Quando arrivò il momento di salire sulla tavola da surf non stavo più nella pelle. Non vedevo l'ora di alzarmi in piedi e scendere dalle onde come avevo visto fare mille volte in TV.
Scoprii ben presto che invece avere il controllo sulle onde non era per niente facile, non era la stessa cosa che scendere dalle piste innevate con la tavola da snowboard, era tutt'un'altra cosa.
 
Caddi molte volte nel mare, ma feci riemergere la testa sempre una volta in più, con il sorriso sulle labbra. Cominciai a prendere confidenza con l'oceano e mi creai un gruppo di amici con la tavola sottobraccio.
 Convinsi James a provare e gli insegnai i primi passi che avevo imparato pure io qualche mese prima. Lui mi guardava e rideva e rideva, una risata che porto sempre addosso anche ora, a distanza di anni.

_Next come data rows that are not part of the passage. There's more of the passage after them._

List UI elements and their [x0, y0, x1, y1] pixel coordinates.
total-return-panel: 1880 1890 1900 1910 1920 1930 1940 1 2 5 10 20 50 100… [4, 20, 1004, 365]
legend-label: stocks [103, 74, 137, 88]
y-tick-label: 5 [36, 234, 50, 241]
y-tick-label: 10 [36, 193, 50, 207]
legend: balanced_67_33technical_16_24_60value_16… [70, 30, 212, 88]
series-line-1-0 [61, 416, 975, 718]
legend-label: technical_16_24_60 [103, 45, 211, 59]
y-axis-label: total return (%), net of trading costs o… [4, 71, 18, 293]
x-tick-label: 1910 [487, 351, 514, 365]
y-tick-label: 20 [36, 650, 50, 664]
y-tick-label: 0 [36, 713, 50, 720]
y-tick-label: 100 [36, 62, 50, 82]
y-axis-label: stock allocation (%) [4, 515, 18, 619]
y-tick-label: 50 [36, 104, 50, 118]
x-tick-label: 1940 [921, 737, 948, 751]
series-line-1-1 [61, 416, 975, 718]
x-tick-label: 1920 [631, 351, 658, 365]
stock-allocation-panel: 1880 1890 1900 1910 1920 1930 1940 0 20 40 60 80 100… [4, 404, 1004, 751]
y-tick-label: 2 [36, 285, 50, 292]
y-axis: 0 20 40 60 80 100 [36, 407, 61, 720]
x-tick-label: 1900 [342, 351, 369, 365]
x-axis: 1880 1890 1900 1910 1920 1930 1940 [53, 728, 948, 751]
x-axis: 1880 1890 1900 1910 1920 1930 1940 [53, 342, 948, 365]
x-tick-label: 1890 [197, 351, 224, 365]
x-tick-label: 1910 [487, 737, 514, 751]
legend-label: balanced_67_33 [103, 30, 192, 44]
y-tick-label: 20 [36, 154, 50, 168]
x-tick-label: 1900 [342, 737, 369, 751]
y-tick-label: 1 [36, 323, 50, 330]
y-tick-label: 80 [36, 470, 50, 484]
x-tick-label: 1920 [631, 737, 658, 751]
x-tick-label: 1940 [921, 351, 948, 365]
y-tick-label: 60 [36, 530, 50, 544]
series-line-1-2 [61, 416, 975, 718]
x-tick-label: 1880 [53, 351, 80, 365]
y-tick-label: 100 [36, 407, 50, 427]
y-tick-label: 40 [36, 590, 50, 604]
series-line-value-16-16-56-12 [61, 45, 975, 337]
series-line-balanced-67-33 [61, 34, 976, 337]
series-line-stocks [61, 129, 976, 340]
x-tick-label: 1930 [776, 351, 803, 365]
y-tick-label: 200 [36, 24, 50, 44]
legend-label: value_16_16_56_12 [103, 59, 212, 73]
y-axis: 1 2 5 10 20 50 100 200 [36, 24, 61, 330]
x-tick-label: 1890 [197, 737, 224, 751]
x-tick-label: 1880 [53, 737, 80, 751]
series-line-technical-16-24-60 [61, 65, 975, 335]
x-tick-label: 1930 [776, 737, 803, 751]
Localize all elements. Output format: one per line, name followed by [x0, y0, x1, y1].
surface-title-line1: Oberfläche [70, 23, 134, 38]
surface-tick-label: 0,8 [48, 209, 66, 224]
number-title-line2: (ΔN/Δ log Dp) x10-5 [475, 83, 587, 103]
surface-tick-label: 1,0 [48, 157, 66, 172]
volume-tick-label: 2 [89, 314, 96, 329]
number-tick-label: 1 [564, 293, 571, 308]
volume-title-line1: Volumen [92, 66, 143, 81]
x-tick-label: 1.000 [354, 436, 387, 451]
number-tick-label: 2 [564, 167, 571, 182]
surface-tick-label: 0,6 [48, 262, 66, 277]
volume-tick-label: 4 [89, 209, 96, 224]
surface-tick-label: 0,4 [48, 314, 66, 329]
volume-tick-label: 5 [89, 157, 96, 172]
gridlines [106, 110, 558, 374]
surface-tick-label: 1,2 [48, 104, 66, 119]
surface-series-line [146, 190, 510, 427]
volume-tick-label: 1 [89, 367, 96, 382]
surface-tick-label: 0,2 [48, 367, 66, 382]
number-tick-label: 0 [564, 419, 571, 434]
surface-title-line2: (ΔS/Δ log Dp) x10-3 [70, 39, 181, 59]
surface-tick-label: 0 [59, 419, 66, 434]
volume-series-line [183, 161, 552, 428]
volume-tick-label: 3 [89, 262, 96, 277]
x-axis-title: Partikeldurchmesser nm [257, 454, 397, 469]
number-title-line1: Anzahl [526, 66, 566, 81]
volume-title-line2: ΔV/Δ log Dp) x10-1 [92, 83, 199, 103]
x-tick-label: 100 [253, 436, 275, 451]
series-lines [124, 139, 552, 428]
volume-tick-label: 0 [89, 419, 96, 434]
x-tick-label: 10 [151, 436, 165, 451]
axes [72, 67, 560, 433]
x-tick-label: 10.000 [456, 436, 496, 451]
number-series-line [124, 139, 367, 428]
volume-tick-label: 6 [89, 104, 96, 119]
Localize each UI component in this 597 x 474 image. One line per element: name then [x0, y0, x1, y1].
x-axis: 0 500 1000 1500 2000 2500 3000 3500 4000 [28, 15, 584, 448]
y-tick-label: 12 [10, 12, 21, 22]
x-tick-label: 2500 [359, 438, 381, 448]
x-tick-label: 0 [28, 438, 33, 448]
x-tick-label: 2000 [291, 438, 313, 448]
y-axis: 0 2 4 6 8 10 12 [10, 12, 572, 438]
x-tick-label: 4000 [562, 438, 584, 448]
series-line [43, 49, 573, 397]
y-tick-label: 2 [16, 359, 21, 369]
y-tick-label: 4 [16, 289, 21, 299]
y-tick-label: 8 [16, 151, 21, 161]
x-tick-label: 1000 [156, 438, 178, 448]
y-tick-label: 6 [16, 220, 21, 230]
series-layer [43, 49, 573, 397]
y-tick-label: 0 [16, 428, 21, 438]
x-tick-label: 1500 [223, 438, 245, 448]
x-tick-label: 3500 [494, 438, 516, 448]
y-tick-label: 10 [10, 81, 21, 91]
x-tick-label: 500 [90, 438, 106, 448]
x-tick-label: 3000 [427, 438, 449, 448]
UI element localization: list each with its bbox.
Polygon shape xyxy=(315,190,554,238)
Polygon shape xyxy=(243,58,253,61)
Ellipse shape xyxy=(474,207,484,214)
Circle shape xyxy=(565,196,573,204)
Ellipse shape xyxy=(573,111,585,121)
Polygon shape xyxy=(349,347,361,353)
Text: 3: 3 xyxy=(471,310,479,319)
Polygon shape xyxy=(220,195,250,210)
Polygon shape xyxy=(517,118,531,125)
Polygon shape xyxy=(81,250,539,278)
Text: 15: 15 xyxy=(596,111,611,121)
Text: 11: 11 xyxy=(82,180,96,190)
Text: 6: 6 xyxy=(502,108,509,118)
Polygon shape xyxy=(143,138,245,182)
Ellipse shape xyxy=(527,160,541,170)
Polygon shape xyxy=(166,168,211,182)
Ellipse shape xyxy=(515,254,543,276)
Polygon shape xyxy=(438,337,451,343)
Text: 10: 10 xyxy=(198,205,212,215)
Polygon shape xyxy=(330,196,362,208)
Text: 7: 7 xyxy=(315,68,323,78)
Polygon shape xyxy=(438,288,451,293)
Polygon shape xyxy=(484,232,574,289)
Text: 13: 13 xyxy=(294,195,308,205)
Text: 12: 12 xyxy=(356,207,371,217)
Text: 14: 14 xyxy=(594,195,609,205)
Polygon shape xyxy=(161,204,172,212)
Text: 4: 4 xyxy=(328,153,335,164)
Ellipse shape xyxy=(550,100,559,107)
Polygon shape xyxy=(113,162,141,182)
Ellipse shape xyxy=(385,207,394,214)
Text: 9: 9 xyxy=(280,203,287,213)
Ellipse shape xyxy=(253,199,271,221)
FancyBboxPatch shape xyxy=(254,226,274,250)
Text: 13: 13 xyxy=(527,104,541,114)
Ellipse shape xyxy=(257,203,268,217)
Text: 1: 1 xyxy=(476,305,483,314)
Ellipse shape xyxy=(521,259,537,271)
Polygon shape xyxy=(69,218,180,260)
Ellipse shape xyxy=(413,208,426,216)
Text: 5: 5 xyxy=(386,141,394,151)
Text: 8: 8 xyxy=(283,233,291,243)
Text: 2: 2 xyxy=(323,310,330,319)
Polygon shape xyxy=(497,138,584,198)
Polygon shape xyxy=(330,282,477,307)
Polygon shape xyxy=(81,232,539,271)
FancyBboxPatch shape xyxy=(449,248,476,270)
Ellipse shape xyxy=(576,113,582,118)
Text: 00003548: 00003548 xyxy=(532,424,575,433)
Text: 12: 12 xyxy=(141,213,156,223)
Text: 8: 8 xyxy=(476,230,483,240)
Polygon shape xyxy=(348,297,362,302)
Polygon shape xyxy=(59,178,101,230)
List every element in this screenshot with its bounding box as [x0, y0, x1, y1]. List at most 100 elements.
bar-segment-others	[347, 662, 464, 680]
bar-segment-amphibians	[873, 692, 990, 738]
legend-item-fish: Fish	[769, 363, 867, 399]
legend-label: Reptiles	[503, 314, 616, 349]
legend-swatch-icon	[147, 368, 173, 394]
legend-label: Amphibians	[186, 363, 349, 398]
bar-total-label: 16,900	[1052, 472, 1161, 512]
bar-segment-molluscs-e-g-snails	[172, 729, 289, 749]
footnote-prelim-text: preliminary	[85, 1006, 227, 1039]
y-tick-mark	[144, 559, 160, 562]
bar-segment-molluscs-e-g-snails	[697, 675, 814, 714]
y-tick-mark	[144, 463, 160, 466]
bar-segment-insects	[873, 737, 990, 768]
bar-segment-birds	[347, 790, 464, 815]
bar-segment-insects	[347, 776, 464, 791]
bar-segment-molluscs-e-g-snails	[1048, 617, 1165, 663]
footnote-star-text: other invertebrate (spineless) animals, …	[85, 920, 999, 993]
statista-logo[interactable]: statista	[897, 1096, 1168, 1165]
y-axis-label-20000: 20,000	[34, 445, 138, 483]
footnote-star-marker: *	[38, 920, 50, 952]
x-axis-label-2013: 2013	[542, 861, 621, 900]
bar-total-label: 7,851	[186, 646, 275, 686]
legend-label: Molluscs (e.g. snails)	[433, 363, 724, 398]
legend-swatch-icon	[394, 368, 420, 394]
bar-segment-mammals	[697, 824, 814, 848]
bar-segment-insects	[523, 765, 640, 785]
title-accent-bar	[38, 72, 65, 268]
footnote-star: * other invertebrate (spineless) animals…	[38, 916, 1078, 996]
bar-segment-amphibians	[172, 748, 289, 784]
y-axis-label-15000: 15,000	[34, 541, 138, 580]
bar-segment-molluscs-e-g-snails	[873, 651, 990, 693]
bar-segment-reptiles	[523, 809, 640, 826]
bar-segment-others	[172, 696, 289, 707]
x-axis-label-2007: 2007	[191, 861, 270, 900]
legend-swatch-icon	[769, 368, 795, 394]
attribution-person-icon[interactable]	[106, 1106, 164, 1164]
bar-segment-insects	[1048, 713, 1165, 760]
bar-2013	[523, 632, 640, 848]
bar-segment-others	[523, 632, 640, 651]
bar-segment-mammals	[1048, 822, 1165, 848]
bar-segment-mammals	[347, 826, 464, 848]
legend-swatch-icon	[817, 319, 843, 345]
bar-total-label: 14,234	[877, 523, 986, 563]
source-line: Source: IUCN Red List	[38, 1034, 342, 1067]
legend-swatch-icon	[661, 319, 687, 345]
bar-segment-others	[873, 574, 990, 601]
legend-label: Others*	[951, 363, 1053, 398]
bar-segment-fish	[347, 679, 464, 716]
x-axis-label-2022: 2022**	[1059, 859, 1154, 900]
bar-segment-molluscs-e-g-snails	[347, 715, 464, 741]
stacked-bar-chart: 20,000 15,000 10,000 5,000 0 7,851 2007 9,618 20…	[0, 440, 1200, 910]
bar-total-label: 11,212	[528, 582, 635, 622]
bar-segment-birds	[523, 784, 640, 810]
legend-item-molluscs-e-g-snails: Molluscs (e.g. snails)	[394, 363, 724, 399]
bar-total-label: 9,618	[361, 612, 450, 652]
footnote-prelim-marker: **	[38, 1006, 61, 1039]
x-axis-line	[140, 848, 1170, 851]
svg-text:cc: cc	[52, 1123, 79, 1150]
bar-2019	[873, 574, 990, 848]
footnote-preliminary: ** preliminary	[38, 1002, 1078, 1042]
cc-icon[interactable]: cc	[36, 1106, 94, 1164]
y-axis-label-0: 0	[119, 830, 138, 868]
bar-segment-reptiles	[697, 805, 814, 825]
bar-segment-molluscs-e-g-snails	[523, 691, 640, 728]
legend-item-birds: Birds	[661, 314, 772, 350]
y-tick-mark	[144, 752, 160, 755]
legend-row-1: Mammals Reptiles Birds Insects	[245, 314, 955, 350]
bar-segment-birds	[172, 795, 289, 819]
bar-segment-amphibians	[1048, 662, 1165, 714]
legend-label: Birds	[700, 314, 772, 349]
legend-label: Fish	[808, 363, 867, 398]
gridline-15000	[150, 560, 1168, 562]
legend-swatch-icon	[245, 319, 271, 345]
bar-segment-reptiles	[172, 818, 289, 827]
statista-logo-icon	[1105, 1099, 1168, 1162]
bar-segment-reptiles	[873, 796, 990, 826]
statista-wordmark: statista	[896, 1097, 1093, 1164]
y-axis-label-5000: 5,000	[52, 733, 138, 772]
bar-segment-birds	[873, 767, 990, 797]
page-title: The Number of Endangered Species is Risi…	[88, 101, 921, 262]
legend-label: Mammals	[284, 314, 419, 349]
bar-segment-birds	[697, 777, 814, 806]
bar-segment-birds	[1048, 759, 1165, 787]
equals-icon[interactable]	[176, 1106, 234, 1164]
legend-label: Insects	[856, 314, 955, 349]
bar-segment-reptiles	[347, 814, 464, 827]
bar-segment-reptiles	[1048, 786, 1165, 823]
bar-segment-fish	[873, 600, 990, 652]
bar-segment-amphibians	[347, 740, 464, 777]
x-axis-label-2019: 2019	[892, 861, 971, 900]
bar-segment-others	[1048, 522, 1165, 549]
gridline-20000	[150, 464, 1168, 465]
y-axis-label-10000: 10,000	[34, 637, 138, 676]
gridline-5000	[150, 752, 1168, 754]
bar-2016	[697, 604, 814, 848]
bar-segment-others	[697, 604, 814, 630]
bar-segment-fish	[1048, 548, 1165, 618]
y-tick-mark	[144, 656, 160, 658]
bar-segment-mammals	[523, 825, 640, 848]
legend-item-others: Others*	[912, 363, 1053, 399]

Giunse presto la fine dell'anno e non ci potevo credere, era già arrivato il momento di fare la valigia per tornare a casa, e con me decisi di portare sottobraccio anche il surf che aveva seguito le mie cadute e i miei progressi durante quei mesi.
 
Conservo ricordi preziosi del mio anno in Australia, ho imparato da allora che non ha senso mollare se non si trova al momento una luce in fondo al tunnel.
Riconosco adesso che c'è sempre qualcosa per cui valga la pena lottare e ciò può essere accanto a noi come dall'altra parte del mondo.
Dopo quest'esperienza australiana affronto ogni imprevisto con il sorriso di James, mi dico che tutto passa e le opportunità ci sono, se si sanno cogliere, creare e sfruttare al meglio.